Can this competence be developed?

Coaching is a competence that can be developed very well, if you are open to it. If you are instructed from above to coach others and you don't like this, it will have a counterproductive effect on the functioning of the person (s) you coach.

You can follow a course or course to become familiar with the basic principles of coaching, but you really learn the real coaching by doing it a lot. Coaching is custom work and you can hardly plan your actions in advance. How you do something often arises in the (coaching) moment itself. Turn your experiences into learning experiences by looking back on them. Do this also with others, including the person (s) you coach now or have coached in the past. Ask for this feedback and learn from it.

How do you demonstrate this competence when applying?

When applying for a position where coaching is an important competence, you can be sure that the selector will ask about your coaching skills during the interview. For example, he may ask:

What do you mean by coaching? How do you apply this? Can you give an example? Can you give an example of how you approached someone's coaching? What do you find most difficult about coaching? Why? How do you approach this? How much time do you spend on the development of your employees on average? Give an example of how you spend your time on this development.

At such a moment you naturally want to show your best side and demonstrate that you are the most suitable candidate for the position. But how do you do that concretely and without presenting yourself as a huge bladder jaw? By answering the question with a STAR.

Example: you apply for a management position and the selector asks you for an example of how you approached someone's coaching. You answer:

First, you outline the situation (what was going on?): I lead a team of four developers of training materials.
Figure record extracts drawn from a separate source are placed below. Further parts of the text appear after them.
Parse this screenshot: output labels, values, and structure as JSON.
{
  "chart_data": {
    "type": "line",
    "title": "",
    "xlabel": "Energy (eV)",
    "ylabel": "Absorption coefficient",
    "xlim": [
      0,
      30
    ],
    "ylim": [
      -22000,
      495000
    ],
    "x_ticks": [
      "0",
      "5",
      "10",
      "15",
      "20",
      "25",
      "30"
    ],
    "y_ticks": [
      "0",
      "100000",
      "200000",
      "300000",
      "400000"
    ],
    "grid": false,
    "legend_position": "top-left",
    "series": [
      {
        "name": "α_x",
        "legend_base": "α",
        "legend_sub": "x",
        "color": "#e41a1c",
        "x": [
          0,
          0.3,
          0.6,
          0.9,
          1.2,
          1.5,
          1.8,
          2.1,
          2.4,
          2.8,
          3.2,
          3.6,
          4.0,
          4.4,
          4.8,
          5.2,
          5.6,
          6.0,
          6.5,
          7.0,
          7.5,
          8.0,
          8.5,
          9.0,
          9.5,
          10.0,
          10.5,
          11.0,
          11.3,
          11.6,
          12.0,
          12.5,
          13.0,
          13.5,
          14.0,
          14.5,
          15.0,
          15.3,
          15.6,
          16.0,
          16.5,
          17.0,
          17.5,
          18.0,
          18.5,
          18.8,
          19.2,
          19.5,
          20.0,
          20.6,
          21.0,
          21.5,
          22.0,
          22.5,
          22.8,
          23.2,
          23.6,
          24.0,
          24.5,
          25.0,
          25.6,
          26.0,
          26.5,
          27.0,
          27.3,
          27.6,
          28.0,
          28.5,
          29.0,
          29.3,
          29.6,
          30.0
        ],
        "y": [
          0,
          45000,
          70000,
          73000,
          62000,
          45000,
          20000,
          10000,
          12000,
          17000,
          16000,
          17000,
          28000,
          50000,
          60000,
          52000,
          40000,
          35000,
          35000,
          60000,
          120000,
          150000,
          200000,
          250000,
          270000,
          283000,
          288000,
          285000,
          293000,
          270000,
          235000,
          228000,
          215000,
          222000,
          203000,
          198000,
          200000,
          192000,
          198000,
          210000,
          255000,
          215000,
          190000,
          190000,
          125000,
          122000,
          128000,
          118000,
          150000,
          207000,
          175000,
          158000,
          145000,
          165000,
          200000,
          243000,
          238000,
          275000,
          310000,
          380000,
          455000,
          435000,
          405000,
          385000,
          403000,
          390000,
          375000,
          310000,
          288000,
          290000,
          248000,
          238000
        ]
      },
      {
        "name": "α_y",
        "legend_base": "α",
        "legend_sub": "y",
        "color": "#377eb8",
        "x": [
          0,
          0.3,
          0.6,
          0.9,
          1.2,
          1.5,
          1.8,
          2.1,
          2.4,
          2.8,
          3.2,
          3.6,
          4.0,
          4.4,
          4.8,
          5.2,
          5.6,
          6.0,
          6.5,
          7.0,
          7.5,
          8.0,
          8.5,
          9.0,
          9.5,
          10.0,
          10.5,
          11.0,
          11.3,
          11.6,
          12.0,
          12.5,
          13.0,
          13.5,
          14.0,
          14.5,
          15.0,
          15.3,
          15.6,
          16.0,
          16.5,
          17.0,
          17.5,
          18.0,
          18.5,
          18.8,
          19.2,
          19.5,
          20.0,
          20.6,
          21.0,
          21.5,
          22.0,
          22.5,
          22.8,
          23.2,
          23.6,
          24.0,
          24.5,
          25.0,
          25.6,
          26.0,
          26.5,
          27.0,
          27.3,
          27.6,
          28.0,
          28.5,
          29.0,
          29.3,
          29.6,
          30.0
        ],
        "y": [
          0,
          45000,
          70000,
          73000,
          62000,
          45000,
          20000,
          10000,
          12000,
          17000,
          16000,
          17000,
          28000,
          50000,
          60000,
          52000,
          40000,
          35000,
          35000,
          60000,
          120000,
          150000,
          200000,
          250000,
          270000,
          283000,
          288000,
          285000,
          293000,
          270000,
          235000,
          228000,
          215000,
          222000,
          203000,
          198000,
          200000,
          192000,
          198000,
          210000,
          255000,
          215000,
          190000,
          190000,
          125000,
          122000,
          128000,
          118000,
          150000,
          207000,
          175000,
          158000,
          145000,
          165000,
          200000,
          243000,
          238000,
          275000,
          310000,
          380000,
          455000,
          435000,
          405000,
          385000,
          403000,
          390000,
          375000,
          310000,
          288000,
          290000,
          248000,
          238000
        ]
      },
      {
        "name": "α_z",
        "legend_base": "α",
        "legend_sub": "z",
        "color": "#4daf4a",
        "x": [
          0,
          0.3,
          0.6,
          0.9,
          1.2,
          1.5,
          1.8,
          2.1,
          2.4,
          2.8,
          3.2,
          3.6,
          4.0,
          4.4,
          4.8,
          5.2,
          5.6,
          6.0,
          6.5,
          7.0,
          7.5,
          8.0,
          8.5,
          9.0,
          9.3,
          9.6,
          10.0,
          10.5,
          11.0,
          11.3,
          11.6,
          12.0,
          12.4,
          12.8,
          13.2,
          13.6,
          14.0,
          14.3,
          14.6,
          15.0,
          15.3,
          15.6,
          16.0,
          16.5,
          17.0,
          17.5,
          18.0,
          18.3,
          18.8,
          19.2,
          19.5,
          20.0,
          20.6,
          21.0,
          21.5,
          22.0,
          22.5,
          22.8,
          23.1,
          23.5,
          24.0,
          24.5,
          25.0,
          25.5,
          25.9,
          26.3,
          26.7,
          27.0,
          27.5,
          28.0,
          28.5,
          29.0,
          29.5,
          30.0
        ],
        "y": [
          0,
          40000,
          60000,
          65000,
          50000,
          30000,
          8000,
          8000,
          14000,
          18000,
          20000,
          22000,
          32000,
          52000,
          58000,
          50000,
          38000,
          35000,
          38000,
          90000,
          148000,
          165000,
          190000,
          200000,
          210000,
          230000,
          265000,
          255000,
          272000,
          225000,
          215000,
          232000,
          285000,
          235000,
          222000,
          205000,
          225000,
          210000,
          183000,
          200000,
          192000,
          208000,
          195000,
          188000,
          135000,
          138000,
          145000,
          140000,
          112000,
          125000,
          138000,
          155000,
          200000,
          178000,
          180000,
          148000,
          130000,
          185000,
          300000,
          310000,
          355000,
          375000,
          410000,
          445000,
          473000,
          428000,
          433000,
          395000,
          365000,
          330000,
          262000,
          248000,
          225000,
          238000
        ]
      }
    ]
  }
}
In addition to our team, there are three other development teams, each with their own target group. As a developer you collect information from experts and convert it into 'bite-sized' chunks. The work has deadlines for which new course material must be delivered. One of the employees of another team of developers - a 40-year-old man - could not cope well with the stress caused by the deadlines. He always postponed his work until the last moment, which put him under great pressure as he approached the deadline. Eventually he met the deadlines, but this was accompanied by a few nights of work and a lot of stress. His boss had once sent him on a time management course, but that didn't help.

Then you outline your tasks: My task is to help him change his procrastination behavior into more effective behavior.

Then you outline the activities (What did you specifically say or do?): In the first interview I had with him, I asked him what he wanted to discuss with me and what his goals were. We thought extensively about what led him to postpone his work. Then it emerged that he was always uncertain about everything he made. He indicated that he was afraid of the negative criticism of others. Avoiding criticism proved to be the driving force behind his procrastination. In the subsequent session we evaluated his competencies based on the job description. We went through the competencies one by one, comparing his own performance with that of colleagues. This clearly demonstrated that he did not do anything for his colleagues. He soon realized that there was really no reason to doubt his own abilities. That was nice to see. To make the transfer to the new behavior, I asked him to keep track of his new behavior, as well as a self-evaluation. We discussed this in the subsequent sessions.

Finally, you sketch the result (What happened next?): After the coaching sessions, he was better able to handle the deadlines. The training material came about with much less stress and that made him feel much better.